Avez-vous déjà songé à ordonner un confinement en faveur de la nature, pour des raisons liées à la protection de l’environnement?

Non. Nous devrions utiliser la crise actuelle pour corriger les erreurs. Si nous saisissons l’opportunité d’un changement économique et social, il n’y aura pas besoin d’imposer de nouveaux confinements. Notre objectif est que la société et l’économie suisses puissent atteindre la neutralité carbone d’ici 2040.

À l’échelle individuelle, comment réduire son empreinte carbone?

Les bons gestes à prendre sont multiples, il en existe autant qu’il y a de modes de vie. Leurs effets peuvent être décisifs dans quatre domaines: mobilité, logement, alimentation et investissement.
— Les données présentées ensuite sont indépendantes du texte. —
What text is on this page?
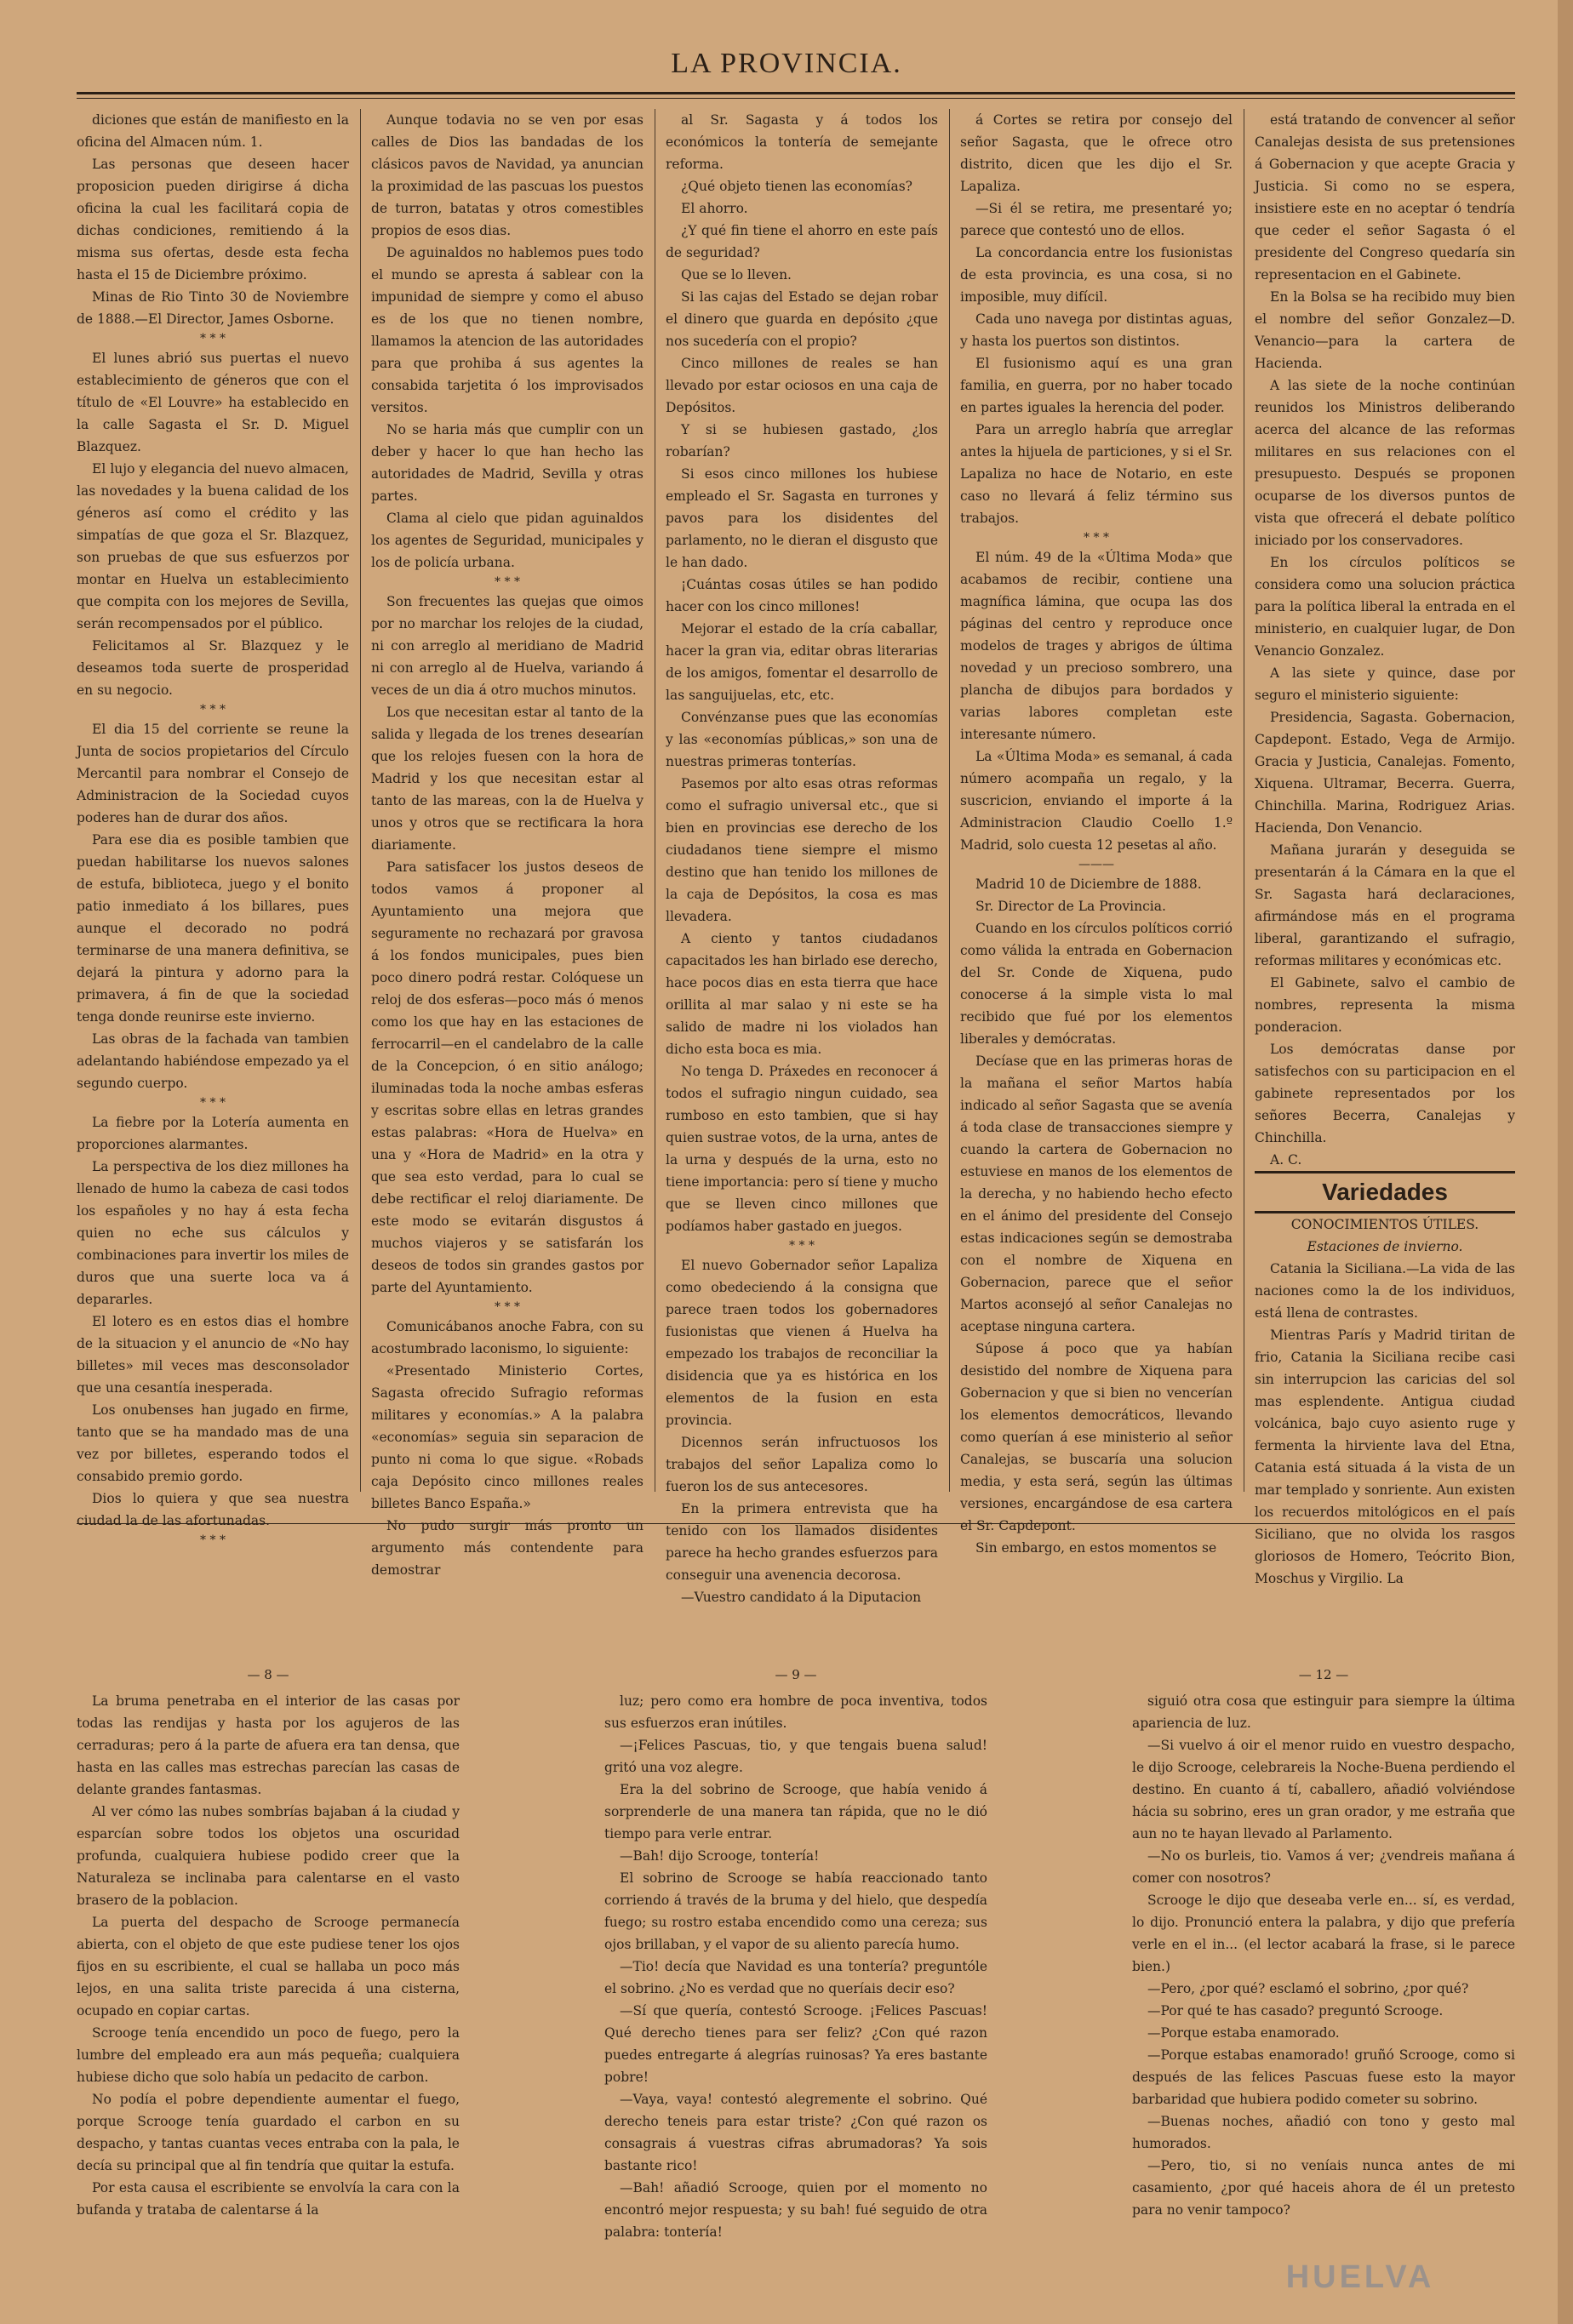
LA PROVINCIA.

diciones que están de manifiesto en la oficina del Almacen núm. 1.

Las personas que deseen hacer proposicion pueden dirigirse á dicha oficina la cual les facilitará copia de dichas condiciones, remitiendo á la misma sus ofertas, desde esta fecha hasta el 15 de Diciembre próximo.

Minas de Rio Tinto 30 de Noviembre de 1888.—El Director, James Osborne.

* * *

El lunes abrió sus puertas el nuevo establecimiento de géneros que con el título de «El Louvre» ha establecido en la calle Sagasta el Sr. D. Miguel Blazquez.

El lujo y elegancia del nuevo almacen, las novedades y la buena calidad de los géneros así como el crédito y las simpatías de que goza el Sr. Blazquez, son pruebas de que sus esfuerzos por montar en Huelva un establecimiento que compita con los mejores de Sevilla, serán recompensados por el público.

Felicitamos al Sr. Blazquez y le deseamos toda suerte de prosperidad en su negocio.

* * *

El dia 15 del corriente se reune la Junta de socios propietarios del Círculo Mercantil para nombrar el Consejo de Administracion de la Sociedad cuyos poderes han de durar dos años.

Para ese dia es posible tambien que puedan habilitarse los nuevos salones de estufa, biblioteca, juego y el bonito patio inmediato á los billares, pues aunque el decorado no podrá terminarse de una manera definitiva, se dejará la pintura y adorno para la primavera, á fin de que la sociedad tenga donde reunirse este invierno.

Las obras de la fachada van tambien adelantando habiéndose empezado ya el segundo cuerpo.

* * *

La fiebre por la Lotería aumenta en proporciones alarmantes.

La perspectiva de los diez millones ha llenado de humo la cabeza de casi todos los españoles y no hay á esta fecha quien no eche sus cálculos y combinaciones para invertir los miles de duros que una suerte loca va á depararles.

El lotero es en estos dias el hombre de la situacion y el anuncio de «No hay billetes» mil veces mas desconsolador que una cesantía inesperada.

Los onubenses han jugado en firme, tanto que se ha mandado mas de una vez por billetes, esperando todos el consabido premio gordo.

Dios lo quiera y que sea nuestra ciudad la de las afortunadas.

* * *

Aunque todavia no se ven por esas calles de Dios las bandadas de los clásicos pavos de Navidad, ya anuncian la proximidad de las pascuas los puestos de turron, batatas y otros comestibles propios de esos dias.

De aguinaldos no hablemos pues todo el mundo se apresta á sablear con la impunidad de siempre y como el abuso es de los que no tienen nombre, llamamos la atencion de las autoridades para que prohiba á sus agentes la consabida tarjetita ó los improvisados versitos.

No se haria más que cumplir con un deber y hacer lo que han hecho las autoridades de Madrid, Sevilla y otras partes.

Clama al cielo que pidan aguinaldos los agentes de Seguridad, municipales y los de policía urbana.

* * *

Son frecuentes las quejas que oimos por no marchar los relojes de la ciudad, ni con arreglo al meridiano de Madrid ni con arreglo al de Huelva, variando á veces de un dia á otro muchos minutos.

Los que necesitan estar al tanto de la salida y llegada de los trenes desearían que los relojes fuesen con la hora de Madrid y los que necesitan estar al tanto de las mareas, con la de Huelva y unos y otros que se rectificara la hora diariamente.

Para satisfacer los justos deseos de todos vamos á proponer al Ayuntamiento una mejora que seguramente no rechazará por gravosa á los fondos municipales, pues bien poco dinero podrá restar. Colóquese un reloj de dos esferas—poco más ó menos como los que hay en las estaciones de ferrocarril—en el candelabro de la calle de la Concepcion, ó en sitio análogo; iluminadas toda la noche ambas esferas y escritas sobre ellas en letras grandes estas palabras: «Hora de Huelva» en una y «Hora de Madrid» en la otra y que sea esto verdad, para lo cual se debe rectificar el reloj diariamente. De este modo se evitarán disgustos á muchos viajeros y se satisfarán los deseos de todos sin grandes gastos por parte del Ayuntamiento.

* * *

Comunicábanos anoche Fabra, con su acostumbrado laconismo, lo siguiente:

«Presentado Ministerio Cortes, Sagasta ofrecido Sufragio reformas militares y economías.» A la palabra «economías» seguia sin separacion de punto ni coma lo que sigue. «Robads caja Depósito cinco millones reales billetes Banco España.»

No pudo surgir más pronto un argumento más contendente para demostrar

al Sr. Sagasta y á todos los económicos la tontería de semejante reforma.

¿Qué objeto tienen las economías?

El ahorro.

¿Y qué fin tiene el ahorro en este país de seguridad?

Que se lo lleven.

Si las cajas del Estado se dejan robar el dinero que guarda en depósito ¿que nos sucedería con el propio?

Cinco millones de reales se han llevado por estar ociosos en una caja de Depósitos.

Y si se hubiesen gastado, ¿los robarían?

Si esos cinco millones los hubiese empleado el Sr. Sagasta en turrones y pavos para los disidentes del parlamento, no le dieran el disgusto que le han dado.

¡Cuántas cosas útiles se han podido hacer con los cinco millones!

Mejorar el estado de la cría caballar, hacer la gran via, editar obras literarias de los amigos, fomentar el desarrollo de las sanguijuelas, etc, etc.

Convénzanse pues que las economías y las «economías públicas,» son una de nuestras primeras tonterías.

Pasemos por alto esas otras reformas como el sufragio universal etc., que si bien en provincias ese derecho de los ciudadanos tiene siempre el mismo destino que han tenido los millones de la caja de Depósitos, la cosa es mas llevadera.

A ciento y tantos ciudadanos capacitados les han birlado ese derecho, hace pocos dias en esta tierra que hace orillita al mar salao y ni este se ha salido de madre ni los violados han dicho esta boca es mia.

No tenga D. Práxedes en reconocer á todos el sufragio ningun cuidado, sea rumboso en esto tambien, que si hay quien sustrae votos, de la urna, antes de la urna y después de la urna, esto no tiene importancia: pero sí tiene y mucho que se lleven cinco millones que podíamos haber gastado en juegos.

* * *

El nuevo Gobernador señor Lapaliza como obedeciendo á la consigna que parece traen todos los gobernadores fusionistas que vienen á Huelva ha empezado los trabajos de reconciliar la disidencia que ya es histórica en los elementos de la fusion en esta provincia.

Dicennos serán infructuosos los trabajos del señor Lapaliza como lo fueron los de sus antecesores.

En la primera entrevista que ha tenido con los llamados disidentes parece ha hecho grandes esfuerzos para conseguir una avenencia decorosa.

—Vuestro candidato á la Diputacion

á Cortes se retira por consejo del señor Sagasta, que le ofrece otro distrito, dicen que les dijo el Sr. Lapaliza.

—Si él se retira, me presentaré yo; parece que contestó uno de ellos.

La concordancia entre los fusionistas de esta provincia, es una cosa, si no imposible, muy difícil.

Cada uno navega por distintas aguas, y hasta los puertos son distintos.

El fusionismo aquí es una gran familia, en guerra, por no haber tocado en partes iguales la herencia del poder.

Para un arreglo habría que arreglar antes la hijuela de particiones, y si el Sr. Lapaliza no hace de Notario, en este caso no llevará á feliz término sus trabajos.

* * *

El núm. 49 de la «Última Moda» que acabamos de recibir, contiene una magnífica lámina, que ocupa las dos páginas del centro y reproduce once modelos de trages y abrigos de última novedad y un precioso sombrero, una plancha de dibujos para bordados y varias labores completan este interesante número.

La «Última Moda» es semanal, á cada número acompaña un regalo, y la suscricion, enviando el importe á la Administracion Claudio Coello 1.º Madrid, solo cuesta 12 pesetas al año.

———

Madrid 10 de Diciembre de 1888.

Sr. Director de La Provincia.

Cuando en los círculos políticos corrió como válida la entrada en Gobernacion del Sr. Conde de Xiquena, pudo conocerse á la simple vista lo mal recibido que fué por los elementos liberales y demócratas.

Decíase que en las primeras horas de la mañana el señor Martos había indicado al señor Sagasta que se avenía á toda clase de transacciones siempre y cuando la cartera de Gobernacion no estuviese en manos de los elementos de la derecha, y no habiendo hecho efecto en el ánimo del presidente del Consejo estas indicaciones según se demostraba con el nombre de Xiquena en Gobernacion, parece que el señor Martos aconsejó al señor Canalejas no aceptase ninguna cartera.

Súpose á poco que ya habían desistido del nombre de Xiquena para Gobernacion y que si bien no vencerían los elementos democráticos, llevando como querían á ese ministerio al señor Canalejas, se buscaría una solucion media, y esta será, según las últimas versiones, encargándose de esa cartera el Sr. Capdepont.

Sin embargo, en estos momentos se

está tratando de convencer al señor Canalejas desista de sus pretensiones á Gobernacion y que acepte Gracia y Justicia. Si como no se espera, insistiere este en no aceptar ó tendría que ceder el señor Sagasta ó el presidente del Congreso quedaría sin representacion en el Gabinete.

En la Bolsa se ha recibido muy bien el nombre del señor Gonzalez—D. Venancio—para la cartera de Hacienda.

A las siete de la noche continúan reunidos los Ministros deliberando acerca del alcance de las reformas militares en sus relaciones con el presupuesto. Después se proponen ocuparse de los diversos puntos de vista que ofrecerá el debate político iniciado por los conservadores.

En los círculos políticos se considera como una solucion práctica para la política liberal la entrada en el ministerio, en cualquier lugar, de Don Venancio Gonzalez.

A las siete y quince, dase por seguro el ministerio siguiente:

Presidencia, Sagasta. Gobernacion, Capdepont. Estado, Vega de Armijo. Gracia y Justicia, Canalejas. Fomento, Xiquena. Ultramar, Becerra. Guerra, Chinchilla. Marina, Rodriguez Arias. Hacienda, Don Venancio.

Mañana jurarán y deseguida se presentarán á la Cámara en la que el Sr. Sagasta hará declaraciones, afirmándose más en el programa liberal, garantizando el sufragio, reformas militares y económicas etc.

El Gabinete, salvo el cambio de nombres, representa la misma ponderacion.

Los demócratas danse por satisfechos con su participacion en el gabinete representados por los señores Becerra, Canalejas y Chinchilla.

A. C.

Variedades

CONOCIMIENTOS ÚTILES.

Estaciones de invierno.

Catania la Siciliana.—La vida de las naciones como la de los individuos, está llena de contrastes.

Mientras París y Madrid tiritan de frio, Catania la Siciliana recibe casi sin interrupcion las caricias del sol mas esplendente. Antigua ciudad volcánica, bajo cuyo asiento ruge y fermenta la hirviente lava del Etna, Catania está situada á la vista de un mar templado y sonriente. Aun existen los recuerdos mitológicos en el país Siciliano, que no olvida los rasgos gloriosos de Homero, Teócrito Bion, Moschus y Virgilio. La

— 8 —

La bruma penetraba en el interior de las casas por todas las rendijas y hasta por los agujeros de las cerraduras; pero á la parte de afuera era tan densa, que hasta en las calles mas estrechas parecían las casas de delante grandes fantasmas.

Al ver cómo las nubes sombrías bajaban á la ciudad y esparcían sobre todos los objetos una oscuridad profunda, cualquiera hubiese podido creer que la Naturaleza se inclinaba para calentarse en el vasto brasero de la poblacion.

La puerta del despacho de Scrooge permanecía abierta, con el objeto de que este pudiese tener los ojos fijos en su escribiente, el cual se hallaba un poco más lejos, en una salita triste parecida á una cisterna, ocupado en copiar cartas.

Scrooge tenía encendido un poco de fuego, pero la lumbre del empleado era aun más pequeña; cualquiera hubiese dicho que solo había un pedacito de carbon.

No podía el pobre dependiente aumentar el fuego, porque Scrooge tenía guardado el carbon en su despacho, y tantas cuantas veces entraba con la pala, le decía su principal que al fin tendría que quitar la estufa.

Por esta causa el escribiente se envolvía la cara con la bufanda y trataba de calentarse á la

— 9 —

luz; pero como era hombre de poca inventiva, todos sus esfuerzos eran inútiles.

—¡Felices Pascuas, tio, y que tengais buena salud! gritó una voz alegre.

Era la del sobrino de Scrooge, que había venido á sorprenderle de una manera tan rápida, que no le dió tiempo para verle entrar.

—Bah! dijo Scrooge, tontería!

El sobrino de Scrooge se había reaccionado tanto corriendo á través de la bruma y del hielo, que despedía fuego; su rostro estaba encendido como una cereza; sus ojos brillaban, y el vapor de su aliento parecía humo.

—Tio! decía que Navidad es una tontería? preguntóle el sobrino. ¿No es verdad que no queríais decir eso?

—Sí que quería, contestó Scrooge. ¡Felices Pascuas! Qué derecho tienes para ser feliz? ¿Con qué razon puedes entregarte á alegrías ruinosas? Ya eres bastante pobre!

—Vaya, vaya! contestó alegremente el sobrino. Qué derecho teneis para estar triste? ¿Con qué razon os consagrais á vuestras cifras abrumadoras? Ya sois bastante rico!

—Bah! añadió Scrooge, quien por el momento no encontró mejor respuesta; y su bah! fué seguido de otra palabra: tontería!

— 12 —

siguió otra cosa que estinguir para siempre la última apariencia de luz.

—Si vuelvo á oir el menor ruido en vuestro despacho, le dijo Scrooge, celebrareis la Noche-Buena perdiendo el destino. En cuanto á tí, caballero, añadió volviéndose hácia su sobrino, eres un gran orador, y me estraña que aun no te hayan llevado al Parlamento.

—No os burleis, tio. Vamos á ver; ¿vendreis mañana á comer con nosotros?

Scrooge le dijo que deseaba verle en... sí, es verdad, lo dijo. Pronunció entera la palabra, y dijo que prefería verle en el in... (el lector acabará la frase, si le parece bien.)

—Pero, ¿por qué? esclamó el sobrino, ¿por qué?

—Por qué te has casado? preguntó Scrooge.

—Porque estaba enamorado.

—Porque estabas enamorado! gruñó Scrooge, como si después de las felices Pascuas fuese esto la mayor barbaridad que hubiera podido cometer su sobrino.

—Buenas noches, añadió con tono y gesto mal humorados.

—Pero, tio, si no veníais nunca antes de mi casamiento, ¿por qué haceis ahora de él un pretesto para no venir tampoco?

HUELVA
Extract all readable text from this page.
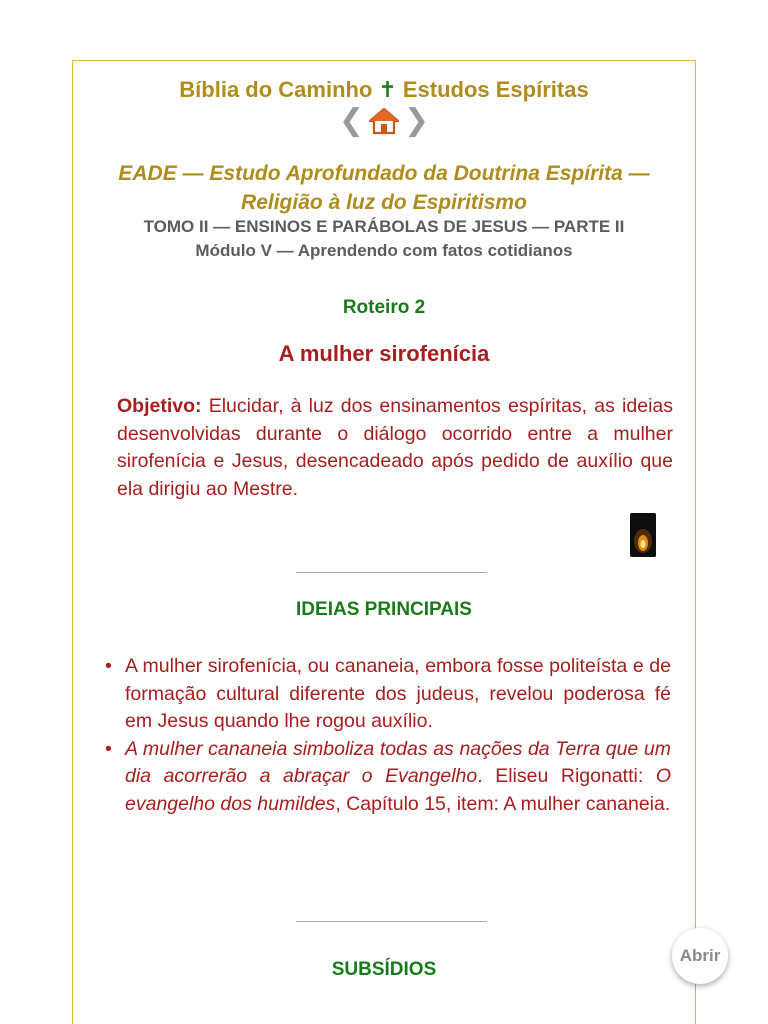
Bíblia do Caminho ✝ Estudos Espíritas
❮ ❯
EADE — Estudo Aprofundado da Doutrina Espírita —
Religião à luz do Espiritismo
TOMO II — ENSINOS E PARÁBOLAS DE JESUS — PARTE II
Módulo V — Aprendendo com fatos cotidianos
Roteiro 2
A mulher sirofenícia
Objetivo: Elucidar, à luz dos ensinamentos espíritas, as ideias desenvolvidas durante o diálogo ocorrido entre a mulher sirofenícia e Jesus, desencadeado após pedido de auxílio que ela dirigiu ao Mestre.
IDEIAS PRINCIPAIS
• A mulher sirofenícia, ou cananeia, embora fosse politeísta e de formação cultural diferente dos judeus, revelou poderosa fé em Jesus quando lhe rogou auxílio.
• A mulher cananeia simboliza todas as nações da Terra que um dia acorrerão a abraçar o Evangelho. Eliseu Rigonatti: O evangelho dos humildes, Capítulo 15, item: A mulher cananeia.
SUBSÍDIOS
Abrir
Sur notre site, le calculateur d’empreinte écologique du WWF permet d’identifier des mesures concrètes et nos conseils et notre consoguide aident à les mettre en œuvre.

Thomas Vellacott (50 ans) est directeur général du WWF Suisse.
Il a travaillé auparavant dans le private banking d’une grande banque et au poste de conseiller chez McKinsey. Il a étudié l’arabe, les relations internationales et l’économie et est membre du WWF depuis 42 ans.